Dass sich im Seniorenheim Huialfàs etwas grundsätzlich geändert hatte, merkten die Bewohner spätestens zu Weihnachten. Statt der früheren Einheitsgeschenke gab es diesmal individuelle Präsente: Die Leiterin arbeitete erstmals eine Wunschliste der Bewohner ab und kaufte die Geschenke einzeln ein.

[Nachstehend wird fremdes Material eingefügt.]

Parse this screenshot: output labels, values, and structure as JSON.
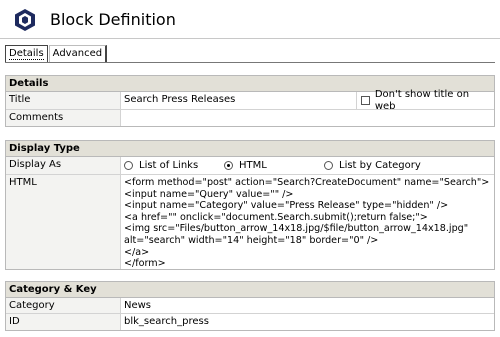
{
  "header": {
    "title": "Block Definition",
    "logo_icon": "hexagon-logo-icon"
  },
  "tabs": [
    {
      "label": "Details",
      "active": true
    },
    {
      "label": "Advanced",
      "active": false
    }
  ],
  "details": {
    "heading": "Details",
    "title_label": "Title",
    "title_value": "Search Press Releases",
    "dont_show_label": "Don't show title on web",
    "dont_show_checked": false,
    "comments_label": "Comments",
    "comments_value": ""
  },
  "display_type": {
    "heading": "Display Type",
    "display_as_label": "Display As",
    "options": [
      {
        "label": "List of Links",
        "checked": false
      },
      {
        "label": "HTML",
        "checked": true
      },
      {
        "label": "List by Category",
        "checked": false
      }
    ],
    "html_label": "HTML",
    "html_lines": [
      "<form method=\"post\" action=\"Search?CreateDocument\" name=\"Search\">",
      "<input name=\"Query\" value=\"\" />",
      "<input name=\"Category\" value=\"Press Release\" type=\"hidden\" />",
      "<a href=\"\" onclick=\"document.Search.submit();return false;\">",
      "<img src=\"Files/button_arrow_14x18.jpg/$file/button_arrow_14x18.jpg\"",
      "alt=\"search\" width=\"14\" height=\"18\" border=\"0\" />",
      "</a>",
      "</form>"
    ]
  },
  "category_key": {
    "heading": "Category & Key",
    "category_label": "Category",
    "category_value": "News",
    "id_label": "ID",
    "id_value": "blk_search_press"
  }
}
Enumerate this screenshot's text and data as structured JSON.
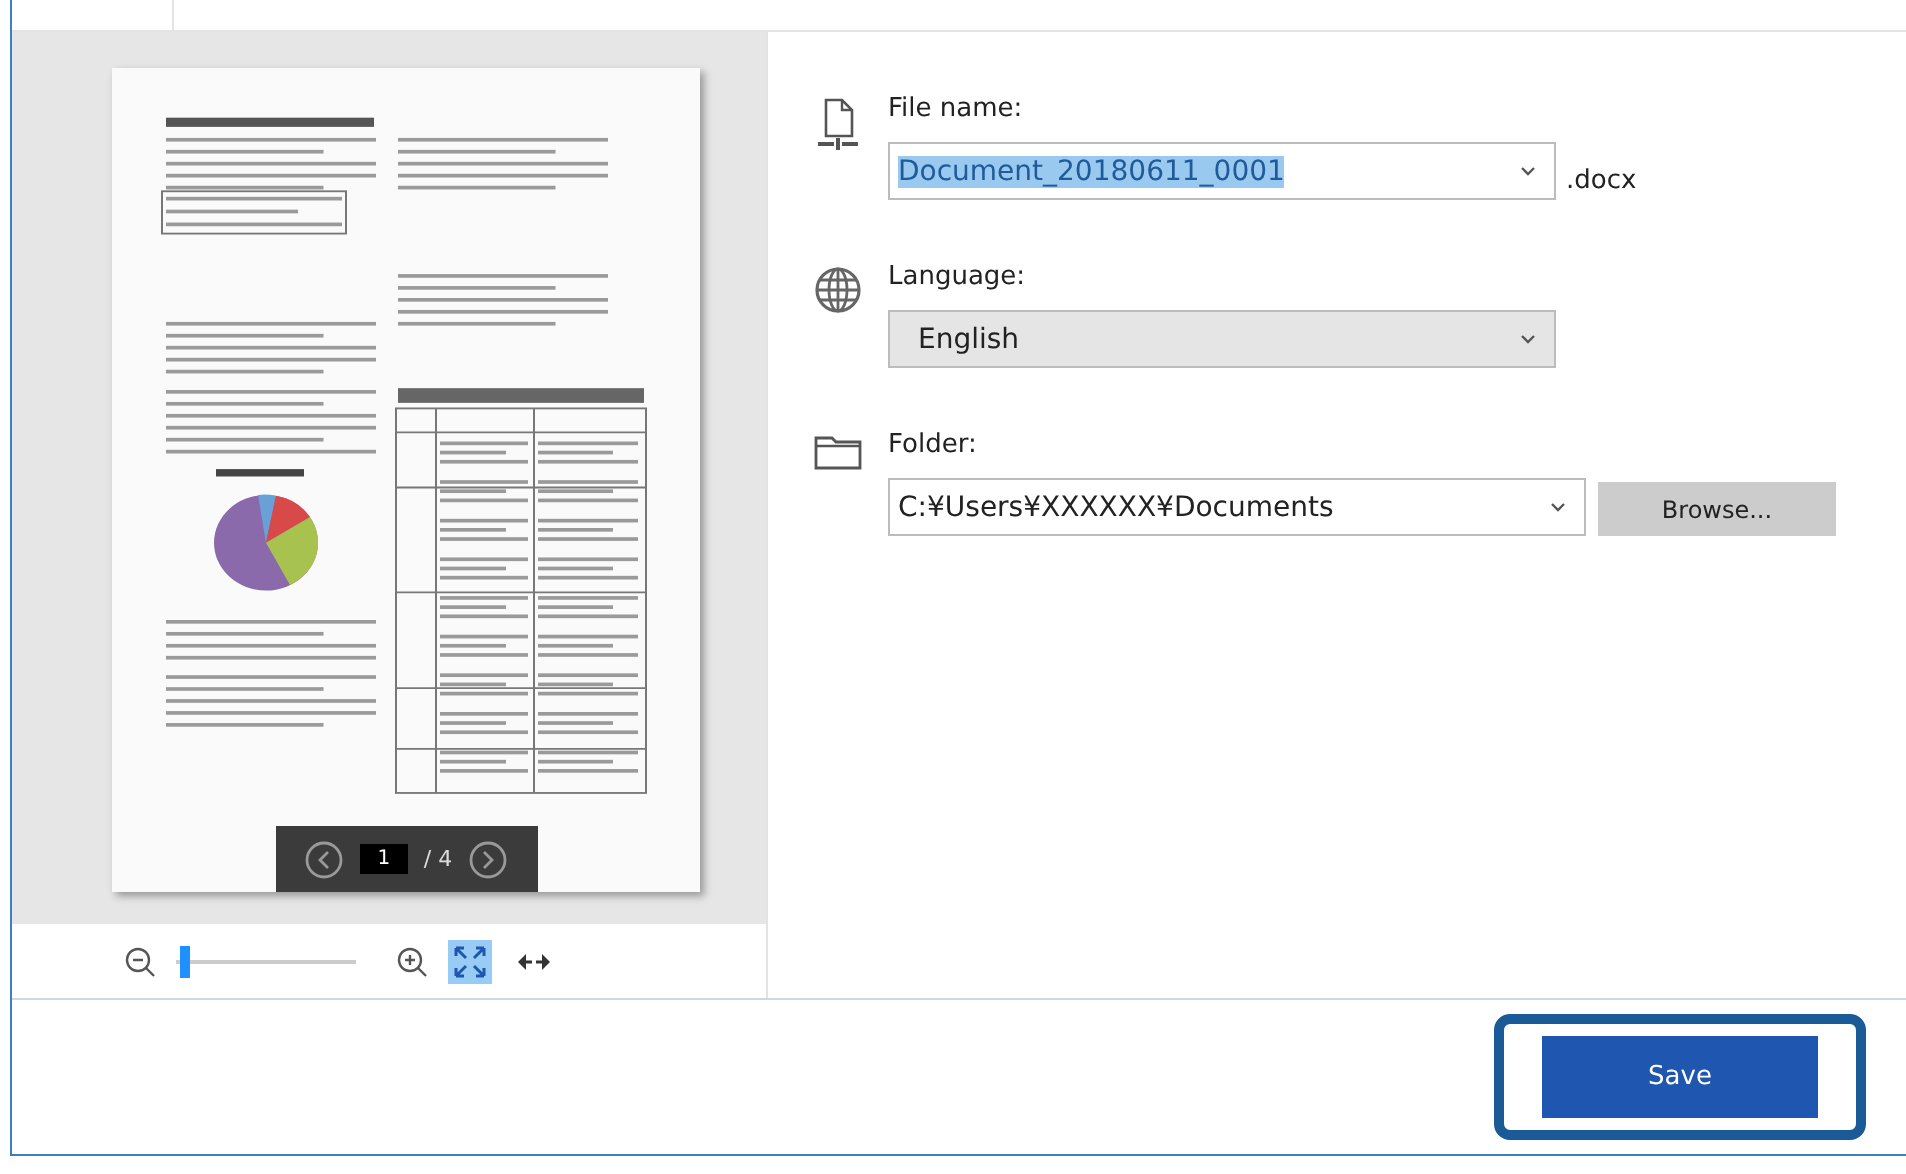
{
  "preview": {
    "page_nav": {
      "current_page": "1",
      "total": "/ 4"
    },
    "zoom": {
      "level": 0.03
    },
    "view_modes": [
      {
        "kind": "fit-page",
        "selected": true
      },
      {
        "kind": "fit-width",
        "selected": false
      }
    ]
  },
  "fields": [
    {
      "kind": "filename",
      "label": "File name:",
      "value": "Document_20180611_0001",
      "text_selected": true,
      "extension": ".docx"
    },
    {
      "kind": "language",
      "label": "Language:",
      "value": "English"
    },
    {
      "kind": "folder",
      "label": "Folder:",
      "value": "C:¥Users¥XXXXXX¥Documents",
      "button": "Browse..."
    }
  ],
  "save_button": {
    "label": "Save",
    "highlighted": true
  }
}
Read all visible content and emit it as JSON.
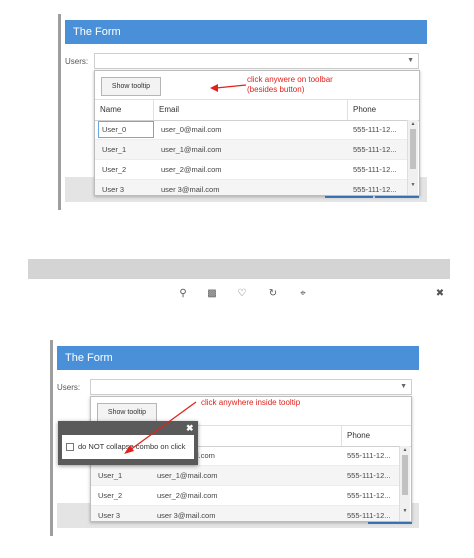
{
  "top": {
    "form_title": "The Form",
    "users_label": "Users:",
    "toolbar_button": "Show tooltip",
    "annotation_line1": "click anywere on toolbar",
    "annotation_line2": "(besides button)",
    "columns": [
      "Name",
      "Email",
      "Phone"
    ],
    "rows": [
      {
        "name": "User_0",
        "email": "user_0@mail.com",
        "phone": "555-111-12..."
      },
      {
        "name": "User_1",
        "email": "user_1@mail.com",
        "phone": "555-111-12..."
      },
      {
        "name": "User_2",
        "email": "user_2@mail.com",
        "phone": "555-111-12..."
      },
      {
        "name": "User 3",
        "email": "user 3@mail.com",
        "phone": "555-111-12..."
      }
    ]
  },
  "middle": {
    "icons": [
      "zoom-in-icon",
      "trash-icon",
      "heart-icon",
      "rotate-icon",
      "crop-icon",
      "tools-icon"
    ]
  },
  "bottom": {
    "form_title": "The Form",
    "users_label": "Users:",
    "toolbar_button": "Show tooltip",
    "annotation": "click anywhere inside tooltip",
    "tooltip_close": "✖",
    "checkbox_label": "do NOT collapse combo on click",
    "columns": [
      "Phone"
    ],
    "rows": [
      {
        "name": "",
        "email": "l.com",
        "phone": "555-111-12..."
      },
      {
        "name": "User_1",
        "email": "user_1@mail.com",
        "phone": "555-111-12..."
      },
      {
        "name": "User_2",
        "email": "user_2@mail.com",
        "phone": "555-111-12..."
      },
      {
        "name": "User 3",
        "email": "user 3@mail.com",
        "phone": "555-111-12..."
      }
    ]
  },
  "colors": {
    "header_blue": "#4a90d9",
    "annotation_red": "#e0211c",
    "tooltip_gray": "#5a5a5a"
  }
}
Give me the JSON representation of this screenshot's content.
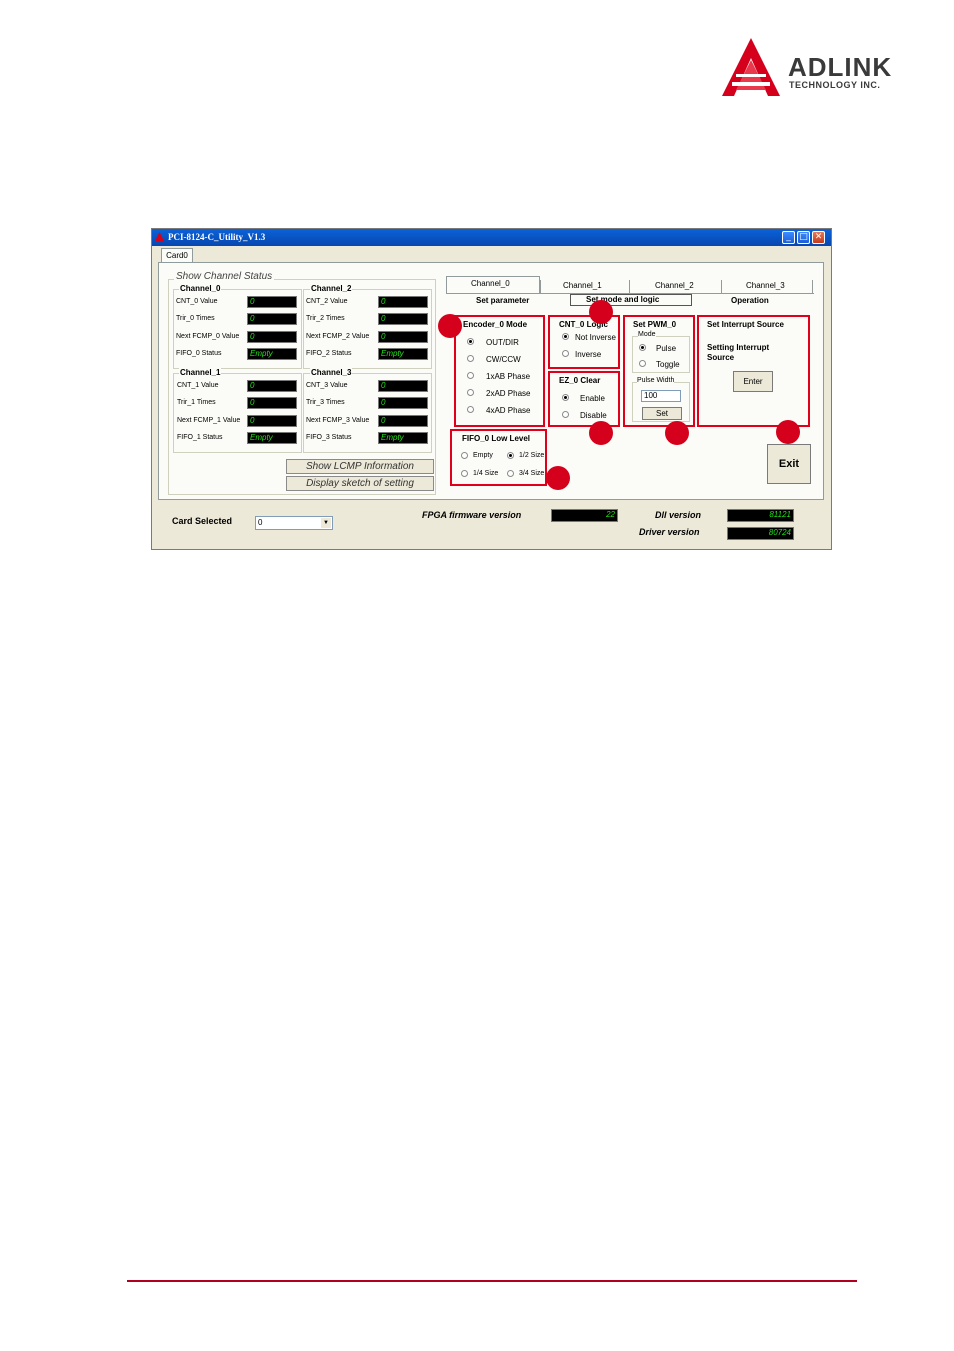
{
  "brand": {
    "name": "ADLINK",
    "tagline": "TECHNOLOGY INC.",
    "color": "#d4001c"
  },
  "window": {
    "title": "PCI-8124-C_Utility_V1.3",
    "tab": "Card0"
  },
  "channel_status": {
    "title": "Show Channel Status",
    "channels": [
      {
        "name": "Channel_0",
        "rows": [
          {
            "label": "CNT_0 Value",
            "value": "0"
          },
          {
            "label": "Trir_0 Times",
            "value": "0"
          },
          {
            "label": "Next FCMP_0 Value",
            "value": "0"
          },
          {
            "label": "FIFO_0 Status",
            "value": "Empty"
          }
        ]
      },
      {
        "name": "Channel_2",
        "rows": [
          {
            "label": "CNT_2 Value",
            "value": "0"
          },
          {
            "label": "Trir_2 Times",
            "value": "0"
          },
          {
            "label": "Next FCMP_2 Value",
            "value": "0"
          },
          {
            "label": "FIFO_2 Status",
            "value": "Empty"
          }
        ]
      },
      {
        "name": "Channel_1",
        "rows": [
          {
            "label": "CNT_1 Value",
            "value": "0"
          },
          {
            "label": "Trir_1 Times",
            "value": "0"
          },
          {
            "label": "Next FCMP_1 Value",
            "value": "0"
          },
          {
            "label": "FIFO_1 Status",
            "value": "Empty"
          }
        ]
      },
      {
        "name": "Channel_3",
        "rows": [
          {
            "label": "CNT_3 Value",
            "value": "0"
          },
          {
            "label": "Trir_3 Times",
            "value": "0"
          },
          {
            "label": "Next FCMP_3 Value",
            "value": "0"
          },
          {
            "label": "FIFO_3 Status",
            "value": "Empty"
          }
        ]
      }
    ],
    "show_lcmp_button": "Show  LCMP  Information",
    "display_sketch_button": "Display sketch  of  setting"
  },
  "channel_tabs": [
    "Channel_0",
    "Channel_1",
    "Channel_2",
    "Channel_3"
  ],
  "param_tabs": [
    "Set parameter",
    "Set mode and logic",
    "Operation"
  ],
  "encoder": {
    "title": "Encoder_0 Mode",
    "options": [
      "OUT/DIR",
      "CW/CCW",
      "1xAB Phase",
      "2xAD Phase",
      "4xAD Phase"
    ],
    "selected": 0
  },
  "cnt": {
    "title": "CNT_0 Logic",
    "options": [
      "Not Inverse",
      "Inverse"
    ],
    "selected": 0
  },
  "ez": {
    "title": "EZ_0 Clear",
    "options": [
      "Enable",
      "Disable"
    ],
    "selected": 0
  },
  "pwm": {
    "title": "Set PWM_0",
    "mode_label": "Mode",
    "mode_options": [
      "Pulse",
      "Toggle"
    ],
    "selected": 0,
    "pulse_width_label": "Pulse Width",
    "pulse_width_value": "100",
    "set_button": "Set"
  },
  "interrupt": {
    "title": "Set Interrupt Source",
    "subtitle": "Setting Interrupt Source",
    "enter_button": "Enter"
  },
  "fifo": {
    "title": "FIFO_0 Low Level",
    "options": [
      "Empty",
      "1/2 Size",
      "1/4 Size",
      "3/4 Size"
    ],
    "selected": 1
  },
  "exit_button": "Exit",
  "bottom": {
    "card_selected_label": "Card Selected",
    "card_selected_value": "0",
    "fpga_label": "FPGA firmware version",
    "fpga_value": "22",
    "dll_label": "Dll version",
    "dll_value": "81121",
    "driver_label": "Driver version",
    "driver_value": "80724"
  },
  "callouts": {
    "color": "#e0001a"
  }
}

Die Neuerung ist mehr als eine Geste, eher ein Symbol für den neuen Kurs in der Sozialpolitik für Alte und Pflegebedürftige auf Mallorca. „Das Angebot soll mehr auf die Personen eingehen, anstatt dass sich die Personen auf den bestehenden Service einstellen müssen", sagt Regina Moll. Die Deutsch-Mallorquinerin, die bis vor einem Jahr die Seniorenresidenz Es Castellot in Santa Ponça leitete und jetzt im Sozialinstitut IMAS verantwortlich ist für die Versorgung

Pflegebedürftiger, setzt derzeit ein ehrgeiziges Reformprojekt des Inselrats um. Es umfasst neue Konzepte, Umbauten von Senioren­heimen, aber auch den schrittweisen Aufbau eines inselweiten häuslichen Pflegedienstes, der über die staatliche spanische Pflegeversicherung (Ley de Dependencia) finanziert werden soll - ein Angebot, von dem prinzipiell auch Mallorca-Deutsche profitieren können (siehe Kasten).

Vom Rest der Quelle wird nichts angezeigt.